Женщина резко встала, она грозно возвышалась над Ле, и, наклонившись, вцепилась в плечи жрицы, сдавив так, что Ле стало больно и опять холодно. Лиловые глаза заволокло черной непроглядной тьмой.

— Никому не подчиняйся! Все захотят тебя использовать. А, ты, Лейна Ринн, живи, не сдавайся. И помни, Свет ты призовешь или тьму, лишь чистота твоих помыслов решит, на чьей ты стороне, все остальное лишь орудие твоего гнева.

Грудь жрицы сдавило холодом, он проникал в самый дальние уголки души, звал, разбивал на миллионы осколков-льдинок воспоминания и чувства.

Чья-то рука держала ее сердце. И Ле начала бороться. Нет, не потому что незнакомка просила, а потому что ей хотелось коснуться волосиков сына, ведь он был так похож на того, о ком пело сердце.

Ледяные пальцы сжимались все сильнее, требовали подчиниться. Ле вцепилась в эту руку, в глубине ее замерзавшего тела вдруг разгорелся огонь, ее магия. Рука-мучитель судорожно дернулась, попыталась избавиться от прикосновения, но Ле держала ее, не отпуская.

Лесной пейзаж разлетелся как разбитое зеркало, женщина обернулась туманом, и перед ней засияли холодным светом испуганные глаза валь’киры, которая пыталась вырваться из хватки жрицы, корчась от боли и беззвучно крича. Крылья бесполезно трепыхались, валь’кира отчаянно пыталась взлететь, но Ле будто весила, как Черная гора, и у крылатой воительницы не хватало сил.

— Имя! — вдруг прохрипела Ле, испугавшись собственного голоса.

Валь’кира забилась сильнее. Тьма от движения ее крыльев оживала, разбавлялась синим и фиолетовым, зеленым и желтым, как Северное Сияние Нордскола, Ле видела это чудо на картинах мастеров.

— Имя! — золотые всполохи побежали по телу жрицы.

— Скульд…

Рука разжалась, и Ле вдруг поняла, что пока они «сражались», вокруг бесновался ветер. Но сейчас мир погрузился в тишину и покой, мир тьмы, посреди которой они парили, тяжело дыша, пристально следя за движением друг друга.

— Как тебе удалось? — валь’кира рухнула на колени, крылья ее бессильно повисли. — Ты была мертва! Я чувствовала! Иначе бы не могла коснуться тебя…

— Пока есть тот, кому принадлежат мои душа и жизнь, ты не можешь ничего забрать.

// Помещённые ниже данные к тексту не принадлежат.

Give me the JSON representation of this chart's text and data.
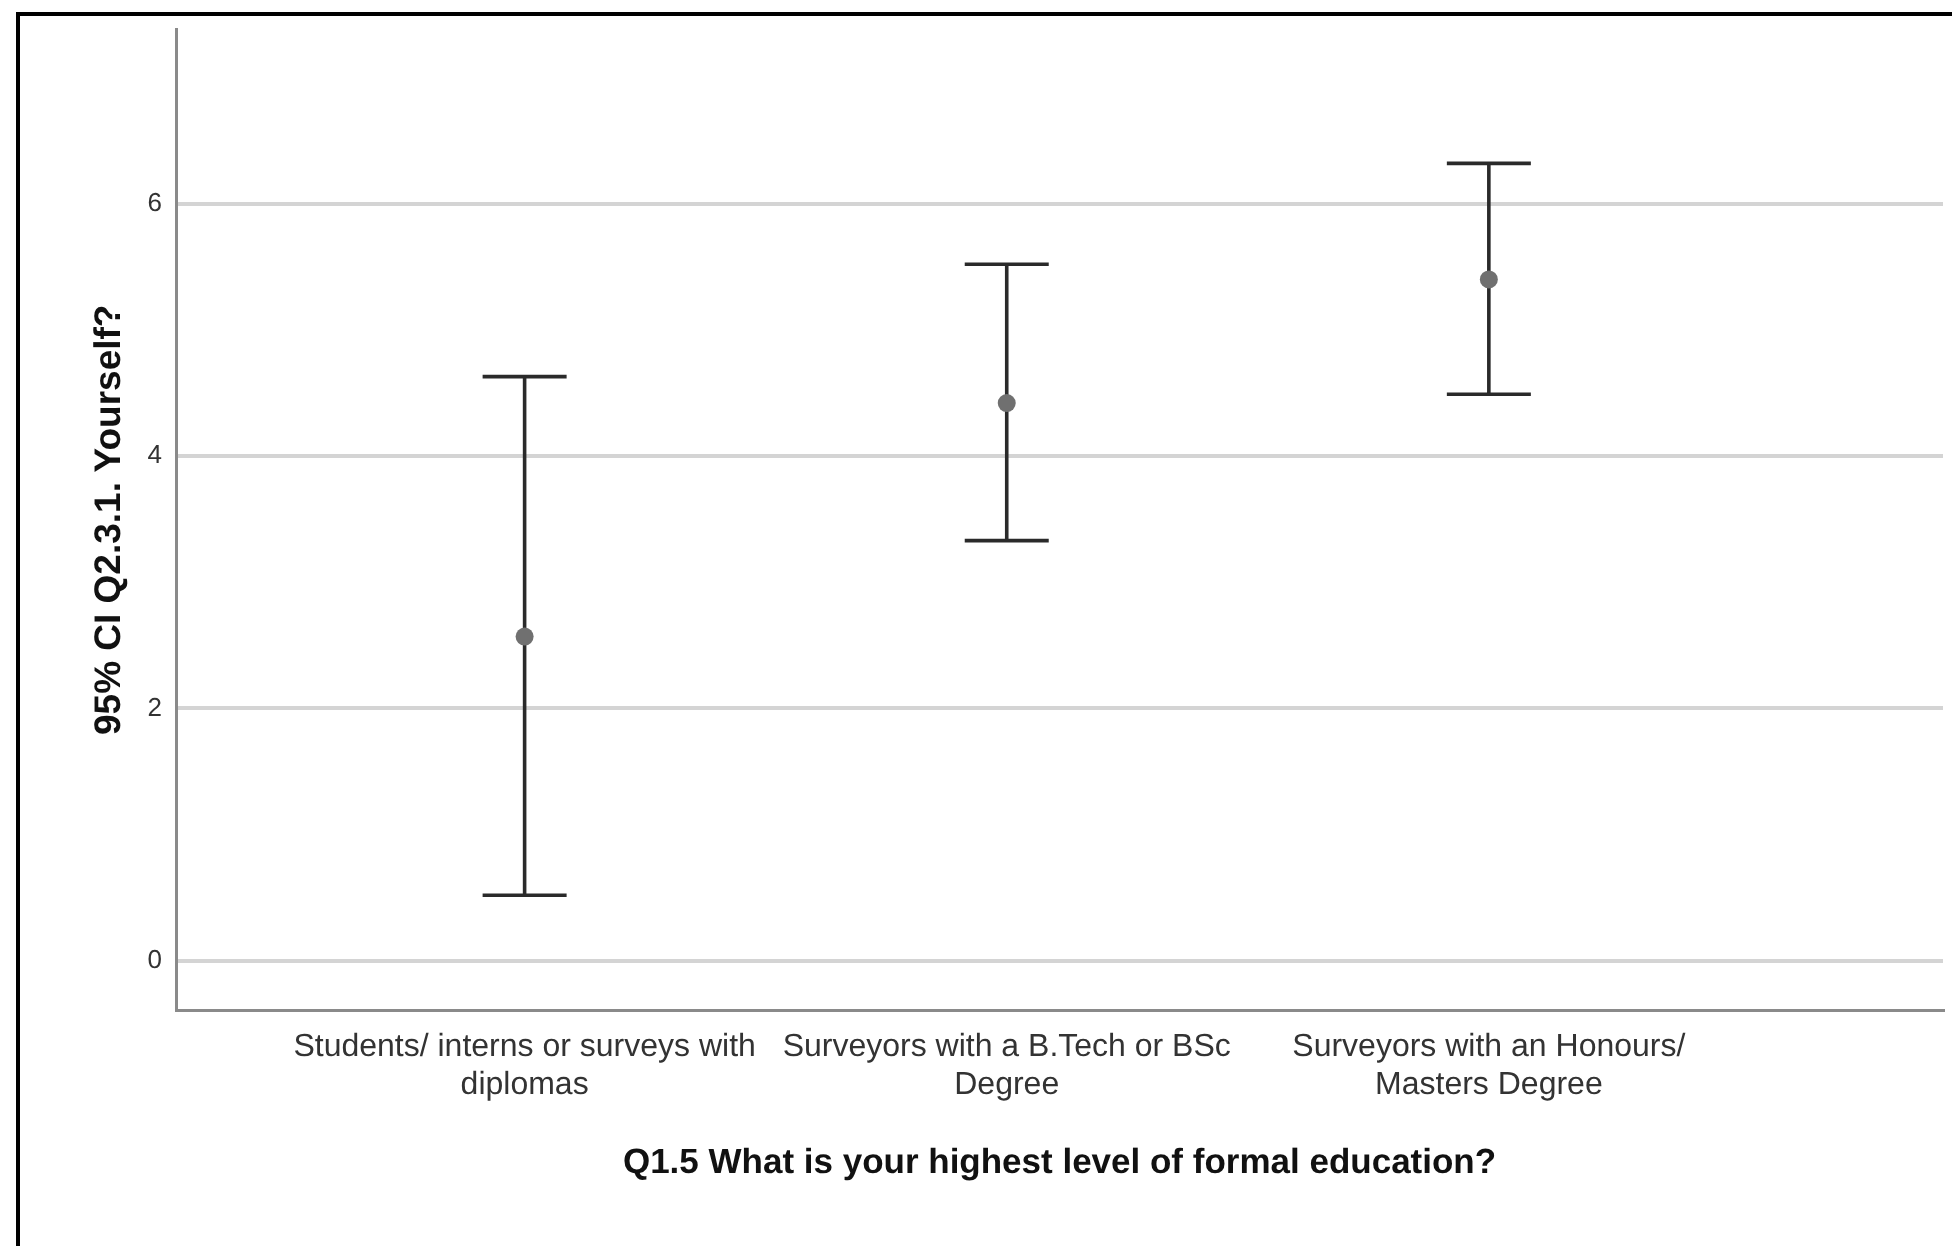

— Но я хотела Воскресить! Моя королева просила…

— Зачем?!

Валь’кира сглотнула.

— Чтобы ты возглавила армию темных жрецов Отрекшихся.

Ле отпрянула.

— Королева… Сильвана?

— Да.

— Где мой сын? — голос жрицы стал суровым обжигающим Светом.

Валь’кира сжалась.

— Я… Я не знаю… Я лишь… Отпусти, прошу, я так хочу жить! — ее глаза потухли.

Ле вдруг осознала, что горит, огромный поток магии в ее груди бился и пульсировал.

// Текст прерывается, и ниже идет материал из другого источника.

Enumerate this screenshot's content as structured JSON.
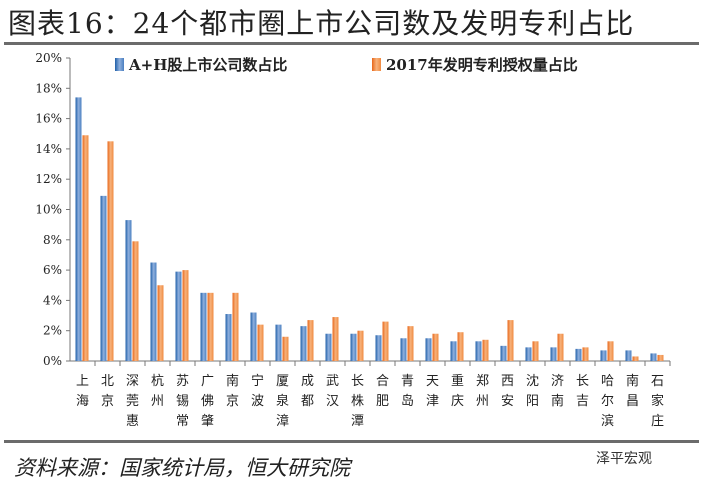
{
  "title": "图表16：24个都市圈上市公司数及发明专利占比",
  "source": "资料来源：国家统计局，恒大研究院",
  "watermark": "泽平宏观",
  "chart_data": {
    "type": "bar",
    "title": "图表16：24个都市圈上市公司数及发明专利占比",
    "categories": [
      "上海",
      "北京",
      "深莞惠",
      "杭州",
      "苏锡常",
      "广佛肇",
      "南京",
      "宁波",
      "厦泉漳",
      "成都",
      "武汉",
      "长株潭",
      "合肥",
      "青岛",
      "天津",
      "重庆",
      "郑州",
      "西安",
      "沈阳",
      "济南",
      "长吉",
      "哈尔滨",
      "南昌",
      "石家庄"
    ],
    "series": [
      {
        "name": "A+H股上市公司数占比",
        "color": "#2e6db4",
        "values": [
          17.4,
          10.9,
          9.3,
          6.5,
          5.9,
          4.5,
          3.1,
          3.2,
          2.4,
          2.3,
          1.8,
          1.8,
          1.7,
          1.5,
          1.5,
          1.3,
          1.3,
          1.0,
          0.9,
          0.9,
          0.8,
          0.7,
          0.7,
          0.5
        ]
      },
      {
        "name": "2017年发明专利授权量占比",
        "color": "#ee7d31",
        "values": [
          14.9,
          14.5,
          7.9,
          5.0,
          6.0,
          4.5,
          4.5,
          2.4,
          1.6,
          2.7,
          2.9,
          2.0,
          2.6,
          2.3,
          1.8,
          1.9,
          1.4,
          2.7,
          1.3,
          1.8,
          0.9,
          1.3,
          0.3,
          0.4
        ]
      }
    ],
    "yticks": [
      "0%",
      "2%",
      "4%",
      "6%",
      "8%",
      "10%",
      "12%",
      "14%",
      "16%",
      "18%",
      "20%"
    ],
    "ylim": [
      0,
      20
    ],
    "yunit": "%",
    "legend": "top",
    "grid": false
  }
}
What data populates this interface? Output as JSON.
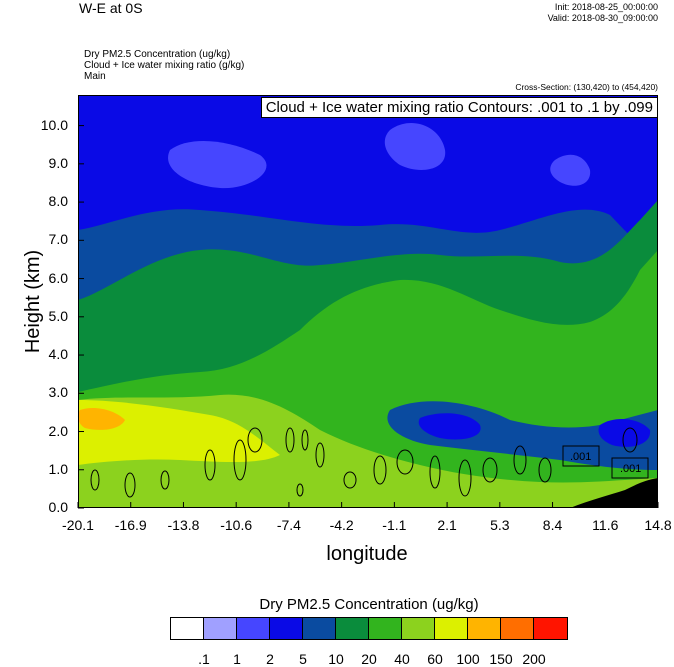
{
  "header": {
    "title": "W-E at 0S",
    "init": "Init: 2018-08-25_00:00:00",
    "valid": "Valid: 2018-08-30_09:00:00",
    "field1": "Dry PM2.5 Concentration   (ug/kg)",
    "field2": "Cloud + Ice water mixing ratio   (g/kg)",
    "field3": "Main",
    "cross_section": "Cross-Section: (130,420) to (454,420)"
  },
  "chart_data": {
    "type": "heatmap",
    "title": "W-E at 0S",
    "xlabel": "longitude",
    "ylabel": "Height (km)",
    "x_ticks": [
      "-20.1",
      "-16.9",
      "-13.8",
      "-10.6",
      "-7.4",
      "-4.2",
      "-1.1",
      "2.1",
      "5.3",
      "8.4",
      "11.6",
      "14.8"
    ],
    "y_ticks": [
      "0.0",
      "1.0",
      "2.0",
      "3.0",
      "4.0",
      "5.0",
      "6.0",
      "7.0",
      "8.0",
      "9.0",
      "10.0"
    ],
    "xlim": [
      -20.1,
      14.8
    ],
    "ylim": [
      0,
      10.8
    ],
    "contour_label": "Cloud + Ice water mixing ratio Contours: .001 to .1 by .099",
    "contour_values": [
      ".001",
      ".001"
    ],
    "colorbar": {
      "title": "Dry PM2.5 Concentration  (ug/kg)",
      "labels": [
        ".1",
        "1",
        "2",
        "5",
        "10",
        "20",
        "40",
        "60",
        "100",
        "150",
        "200"
      ],
      "colors": [
        "#ffffff",
        "#a0a0ff",
        "#4646ff",
        "#0a0ae6",
        "#0a4ba0",
        "#0a8c3c",
        "#32b41e",
        "#8cd21e",
        "#dcf000",
        "#ffb400",
        "#ff6e00",
        "#ff1400"
      ]
    }
  }
}
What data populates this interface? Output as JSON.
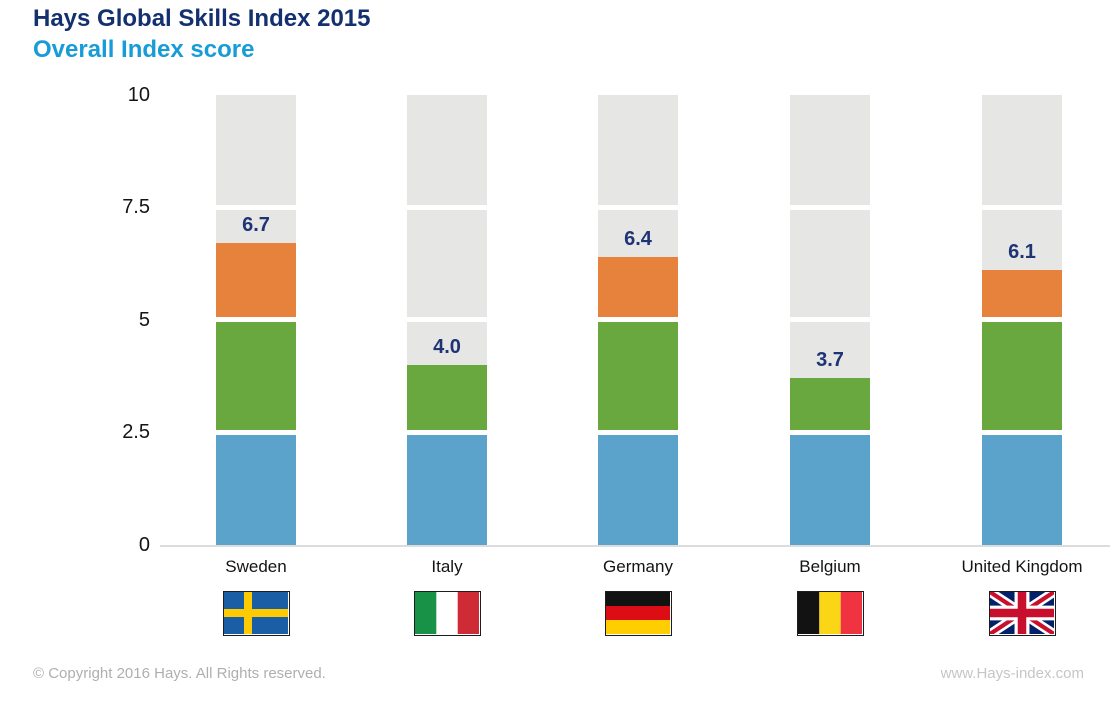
{
  "page": {
    "title": "Hays Global Skills Index 2015",
    "subtitle": "Overall Index score"
  },
  "footer": {
    "copyright": "© Copyright 2016 Hays. All Rights reserved.",
    "website": "www.Hays-index.com"
  },
  "colors": {
    "title_navy": "#14316F",
    "subtitle_blue": "#189CD8",
    "value_label_navy": "#1E3474",
    "segment_blue": "#5CA3CC",
    "segment_green": "#69A83E",
    "segment_orange": "#E6823C",
    "track_gray": "#E6E6E5",
    "axis_line_gray": "#DCDCDC"
  },
  "chart_data": {
    "type": "bar",
    "title": "Hays Global Skills Index 2015",
    "subtitle": "Overall Index score",
    "categories": [
      "Sweden",
      "Italy",
      "Germany",
      "Belgium",
      "United Kingdom"
    ],
    "values": [
      6.7,
      4.0,
      6.4,
      3.7,
      6.1
    ],
    "value_labels": [
      "6.7",
      "4.0",
      "6.4",
      "3.7",
      "6.1"
    ],
    "ylim": [
      0,
      10
    ],
    "yticks": [
      0,
      2.5,
      5,
      7.5,
      10
    ],
    "ytick_labels": [
      "0",
      "2.5",
      "5",
      "7.5",
      "10"
    ],
    "grid": false,
    "legend": "none",
    "bar_style": "progress bar segmented into quarters: 0-2.5 blue, 2.5-5 green, 5-7.5 orange, unfilled remainder up to 10 is gray track with white gaps at quarter boundaries",
    "segment_colors": [
      "#5CA3CC",
      "#69A83E",
      "#E6823C",
      "#E6E6E5"
    ],
    "flags": [
      "sweden",
      "italy",
      "germany",
      "belgium",
      "united-kingdom"
    ]
  }
}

— Скажи ей, что нет нужды воскрешать того, кто жив…

— Как пожелаешь, Королева — жрица! — встрепенулась валь’кира, в глазах ее вспыхнули неверие и радость.

— Я не королева…

— Как пожелаешь, жрица… — прошептала Скульд, растворяясь во мраке.

Ле тоже потянуло куда-то во тьму, но она была осязаемой, знакомой. С ней она знала что делать.

* * *

Кадгар уже больше полугода жил на границе сна и бодрствования. Усталость, напряжение от угрозы нового вторжения Легиона. Попытки Повелителей Скверны проникнуть в его мир, за судьбу которого маг так радел.

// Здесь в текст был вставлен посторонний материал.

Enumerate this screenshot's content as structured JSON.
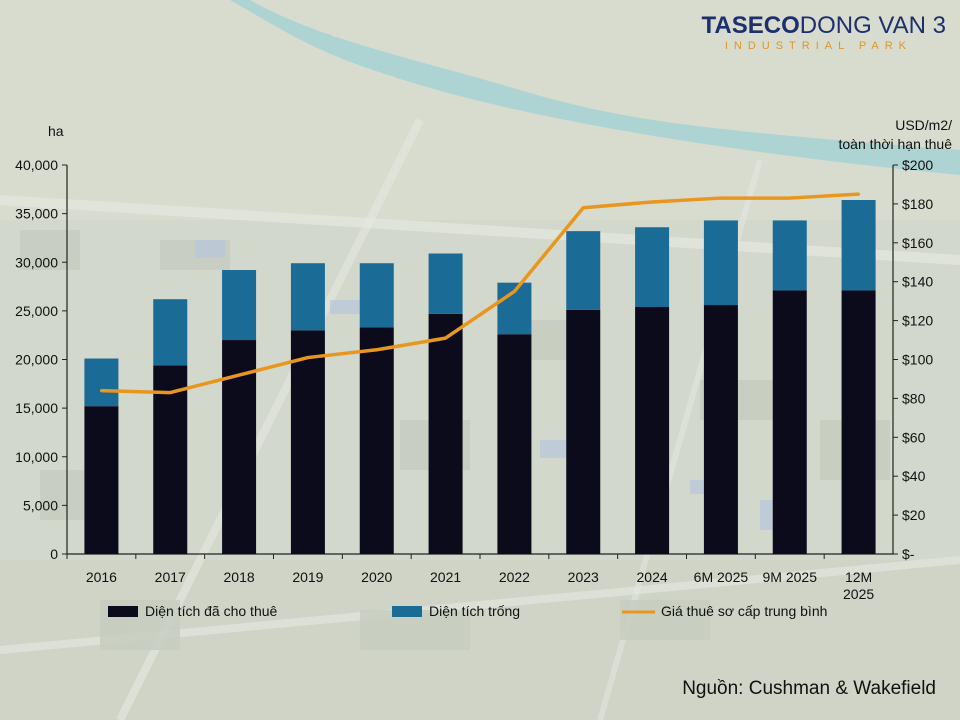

Гул’Дан и Саргерас были страшной угрозой, но еще страшнее было то, что повсеместно находились те, кто желал продать свою душу демонам в надежде получить власть или просто выжить.

То, что случилось с Варианом, которого он помнил еще ребенком, Кадгара потрясло. Жрица вызвала в маге исключительно светлые чувства, и настолько искусное притворство явно требовало аплодисментов самой искушенной публики. А итог… Вариан сломлен. Он бы никому не сознался, не показал вида, но Кадгар знал короля. Ринн мог обмануть всех, даже себя, но не мага, который уже прошел через предательство собственного учителя, которого почитал и боготворил.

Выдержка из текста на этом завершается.